“Where am I?” I asked as I entered the dimly lit cafeteria.
“You’re at the Booker T. Washington Community Center!” came an unexpected reply from a high-pitched voice of a young girl that barely reached the height of my waist. I was on a church mission trip to Macon, Georgia. Based on my previous mission trip, I had expected to be doing hard, physical labor on a decrepit house. Instead, I found myself responsible for a rambunctious group of second and third graders.

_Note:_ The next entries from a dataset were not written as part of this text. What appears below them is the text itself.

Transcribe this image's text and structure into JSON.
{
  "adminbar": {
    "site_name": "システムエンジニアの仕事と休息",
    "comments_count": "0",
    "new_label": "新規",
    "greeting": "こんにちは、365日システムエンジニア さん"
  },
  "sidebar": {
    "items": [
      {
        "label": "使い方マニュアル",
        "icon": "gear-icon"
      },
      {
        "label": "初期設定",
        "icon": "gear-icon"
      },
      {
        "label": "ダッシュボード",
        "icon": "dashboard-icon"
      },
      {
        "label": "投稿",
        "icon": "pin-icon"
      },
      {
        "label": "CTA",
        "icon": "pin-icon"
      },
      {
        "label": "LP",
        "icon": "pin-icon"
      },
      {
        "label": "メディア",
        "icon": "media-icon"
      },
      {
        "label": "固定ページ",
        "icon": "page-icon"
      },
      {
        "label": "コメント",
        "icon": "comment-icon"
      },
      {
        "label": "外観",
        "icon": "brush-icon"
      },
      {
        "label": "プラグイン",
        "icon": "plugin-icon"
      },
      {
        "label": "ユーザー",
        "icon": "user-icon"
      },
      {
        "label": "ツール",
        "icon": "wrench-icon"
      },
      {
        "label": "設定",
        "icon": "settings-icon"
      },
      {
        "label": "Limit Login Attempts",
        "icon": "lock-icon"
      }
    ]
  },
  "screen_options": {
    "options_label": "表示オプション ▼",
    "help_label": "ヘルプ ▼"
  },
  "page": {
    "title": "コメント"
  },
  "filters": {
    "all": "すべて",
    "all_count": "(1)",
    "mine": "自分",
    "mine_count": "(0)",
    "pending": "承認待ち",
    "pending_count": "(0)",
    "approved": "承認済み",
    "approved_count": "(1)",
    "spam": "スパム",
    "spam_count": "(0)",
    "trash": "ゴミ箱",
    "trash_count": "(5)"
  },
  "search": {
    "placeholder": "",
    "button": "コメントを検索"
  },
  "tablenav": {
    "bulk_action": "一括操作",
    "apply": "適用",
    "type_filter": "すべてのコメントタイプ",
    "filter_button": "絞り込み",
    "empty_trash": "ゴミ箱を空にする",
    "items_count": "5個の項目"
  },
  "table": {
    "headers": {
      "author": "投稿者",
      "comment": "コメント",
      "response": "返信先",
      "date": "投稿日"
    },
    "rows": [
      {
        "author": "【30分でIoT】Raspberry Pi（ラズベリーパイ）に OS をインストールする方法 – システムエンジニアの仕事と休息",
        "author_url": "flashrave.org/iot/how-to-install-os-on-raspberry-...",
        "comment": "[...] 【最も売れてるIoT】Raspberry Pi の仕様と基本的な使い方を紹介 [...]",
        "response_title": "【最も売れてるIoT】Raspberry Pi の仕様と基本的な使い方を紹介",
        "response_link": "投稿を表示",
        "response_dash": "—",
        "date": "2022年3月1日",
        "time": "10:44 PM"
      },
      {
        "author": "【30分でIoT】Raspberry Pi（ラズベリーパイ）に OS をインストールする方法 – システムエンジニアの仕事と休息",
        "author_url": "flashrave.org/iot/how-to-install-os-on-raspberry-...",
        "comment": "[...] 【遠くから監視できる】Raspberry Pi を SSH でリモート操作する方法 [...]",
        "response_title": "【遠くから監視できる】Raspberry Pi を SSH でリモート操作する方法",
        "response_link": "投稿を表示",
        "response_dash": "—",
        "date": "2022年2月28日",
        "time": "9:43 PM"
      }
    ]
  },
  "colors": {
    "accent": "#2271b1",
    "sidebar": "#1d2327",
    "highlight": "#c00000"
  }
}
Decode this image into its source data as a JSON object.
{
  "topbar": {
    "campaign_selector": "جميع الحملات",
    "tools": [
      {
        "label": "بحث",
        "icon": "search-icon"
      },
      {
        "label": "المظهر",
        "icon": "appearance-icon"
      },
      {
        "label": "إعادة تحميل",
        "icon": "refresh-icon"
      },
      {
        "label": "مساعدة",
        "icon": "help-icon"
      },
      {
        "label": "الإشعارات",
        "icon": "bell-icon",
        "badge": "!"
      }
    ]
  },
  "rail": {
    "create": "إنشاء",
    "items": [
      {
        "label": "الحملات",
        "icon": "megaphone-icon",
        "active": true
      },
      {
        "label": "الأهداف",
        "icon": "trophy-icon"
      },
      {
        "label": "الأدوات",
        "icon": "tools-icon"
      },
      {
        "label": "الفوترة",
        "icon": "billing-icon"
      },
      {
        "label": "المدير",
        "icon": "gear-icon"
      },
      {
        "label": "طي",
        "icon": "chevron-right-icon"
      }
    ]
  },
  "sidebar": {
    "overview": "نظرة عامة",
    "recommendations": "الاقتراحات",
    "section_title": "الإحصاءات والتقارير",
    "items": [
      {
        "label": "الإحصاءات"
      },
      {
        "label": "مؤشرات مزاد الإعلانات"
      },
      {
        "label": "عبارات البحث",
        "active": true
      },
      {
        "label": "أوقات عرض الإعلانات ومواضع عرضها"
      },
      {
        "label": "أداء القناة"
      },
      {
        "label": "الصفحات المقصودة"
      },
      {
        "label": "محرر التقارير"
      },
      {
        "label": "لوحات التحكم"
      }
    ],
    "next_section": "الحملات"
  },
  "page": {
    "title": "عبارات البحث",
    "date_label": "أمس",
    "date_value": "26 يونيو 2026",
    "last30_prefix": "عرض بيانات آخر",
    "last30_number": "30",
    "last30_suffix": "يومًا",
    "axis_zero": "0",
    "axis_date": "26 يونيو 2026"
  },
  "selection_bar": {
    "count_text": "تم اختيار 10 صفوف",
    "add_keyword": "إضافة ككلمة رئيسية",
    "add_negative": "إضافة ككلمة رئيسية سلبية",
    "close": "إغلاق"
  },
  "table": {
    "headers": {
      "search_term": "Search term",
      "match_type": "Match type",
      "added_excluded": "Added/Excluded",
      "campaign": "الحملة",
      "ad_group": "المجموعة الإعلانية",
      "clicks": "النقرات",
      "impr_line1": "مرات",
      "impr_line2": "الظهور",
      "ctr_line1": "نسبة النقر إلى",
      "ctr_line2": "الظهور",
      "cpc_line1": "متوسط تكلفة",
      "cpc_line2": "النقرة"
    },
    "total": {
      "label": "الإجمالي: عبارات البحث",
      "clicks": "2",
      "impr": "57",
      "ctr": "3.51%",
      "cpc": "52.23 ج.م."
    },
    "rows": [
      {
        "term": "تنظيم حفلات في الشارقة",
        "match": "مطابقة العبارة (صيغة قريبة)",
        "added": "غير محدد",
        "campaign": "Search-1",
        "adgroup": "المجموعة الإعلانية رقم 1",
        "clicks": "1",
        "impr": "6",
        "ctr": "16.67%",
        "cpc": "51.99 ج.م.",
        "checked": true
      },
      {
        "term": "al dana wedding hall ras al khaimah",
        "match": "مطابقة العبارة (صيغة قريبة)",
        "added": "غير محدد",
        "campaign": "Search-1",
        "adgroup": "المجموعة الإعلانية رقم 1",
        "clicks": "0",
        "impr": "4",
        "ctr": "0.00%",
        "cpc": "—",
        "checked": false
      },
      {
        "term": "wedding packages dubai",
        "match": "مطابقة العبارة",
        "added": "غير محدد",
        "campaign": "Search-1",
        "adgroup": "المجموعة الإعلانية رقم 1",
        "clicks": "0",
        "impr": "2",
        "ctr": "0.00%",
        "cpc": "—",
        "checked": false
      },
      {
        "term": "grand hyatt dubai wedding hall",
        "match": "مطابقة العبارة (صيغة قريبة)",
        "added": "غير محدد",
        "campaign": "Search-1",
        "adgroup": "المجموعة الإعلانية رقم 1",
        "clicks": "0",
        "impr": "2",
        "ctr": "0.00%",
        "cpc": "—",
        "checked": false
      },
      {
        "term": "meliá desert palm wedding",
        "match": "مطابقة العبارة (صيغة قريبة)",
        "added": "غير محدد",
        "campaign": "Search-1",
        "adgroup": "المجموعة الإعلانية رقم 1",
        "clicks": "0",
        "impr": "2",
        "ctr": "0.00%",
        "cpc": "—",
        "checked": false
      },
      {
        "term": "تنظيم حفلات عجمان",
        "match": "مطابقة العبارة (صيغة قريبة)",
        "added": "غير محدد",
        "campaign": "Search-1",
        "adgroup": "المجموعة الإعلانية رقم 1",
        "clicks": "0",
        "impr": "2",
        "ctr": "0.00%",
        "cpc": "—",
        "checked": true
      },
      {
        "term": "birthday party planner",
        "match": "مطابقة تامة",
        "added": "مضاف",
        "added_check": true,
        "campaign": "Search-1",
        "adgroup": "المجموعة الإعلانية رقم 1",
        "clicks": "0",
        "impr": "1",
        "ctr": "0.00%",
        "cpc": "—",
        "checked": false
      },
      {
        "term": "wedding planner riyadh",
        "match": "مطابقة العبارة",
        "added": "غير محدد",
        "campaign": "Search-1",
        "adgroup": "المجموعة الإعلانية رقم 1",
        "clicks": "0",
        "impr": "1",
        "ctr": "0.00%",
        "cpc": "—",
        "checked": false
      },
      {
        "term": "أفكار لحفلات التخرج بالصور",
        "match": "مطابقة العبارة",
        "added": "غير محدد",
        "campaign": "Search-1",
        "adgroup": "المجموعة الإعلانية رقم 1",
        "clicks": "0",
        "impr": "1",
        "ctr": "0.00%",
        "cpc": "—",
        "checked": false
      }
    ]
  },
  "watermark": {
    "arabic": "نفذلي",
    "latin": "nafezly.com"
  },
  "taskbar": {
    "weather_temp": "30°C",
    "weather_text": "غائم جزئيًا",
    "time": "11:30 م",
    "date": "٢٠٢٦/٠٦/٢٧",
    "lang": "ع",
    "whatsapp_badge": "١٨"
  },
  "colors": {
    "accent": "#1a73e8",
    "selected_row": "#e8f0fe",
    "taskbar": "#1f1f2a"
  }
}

I am not one who usually likes working with children, so I was dreading this assignment. I was out of my comfort zone when I saw that my mission group was working in a more run-down part of the town. Driving on potholed roads, we passed numerous dilapidated stores and homes before reaching the disorderly community center. Upon arrival, I learned that I would be assisting the kids with drama, music, recreation, and crafts. Unfortunately, the drama teacher never showed, so I took the liberty of reading a story to my group of children. I thought, “Maybe this will calm them down,” but I was absolutely wrong. My story was hardly audible due to the kids nonstop talking and playing amongst themselves at my feet. My mission group had no control of these children. After enduring several more long hours, I had completed day one of my work. I had no desire to come back.
The second day, I returned to Booker T. Washington Community Center in a lousy mood. As we filed into the stuffy cafeteria to greet the kids, three volunteers and I were bombarded by several sets of arms that constricted around our legs in a tight hug. I was caught off guard and confused by this affection but gave them a light squeeze and pat on the back in return. We turned on a movie to entertain the children. Suddenly, I felt small hands weaving through my hair making intricate designs and braids. After coloring pictures and playing several rounds of “Duck, Duck, Goose”, my day had come to an end.
I was not dreading the third and fourth days but was looking forward to seeing the children’s eager faces. I realized the children were very appreciative of us coming because they do not have the money to afford art supplies or recreation games to play with. We were a special treat for them, in which they received much joy. Nonetheless, the love and happiness I felt in return was greater. On the fourth and final day, I found it difficult and heart-wrenching to say goodbye to my second and third graders. Their love and innocence allowed them to easily accept me into their lives, and I had grown attached to them in such a short time.
From this experience, I learned that it is important to have patience with young kids. They can be frustrating at times but lovable as well. Also, I learned that community service does not have to be physically draining, just something to help one person as an act of kindness. Volunteering causes a feeling of accomplishment and satisfaction that cannot be bought. Brightening someone’s day is priceless.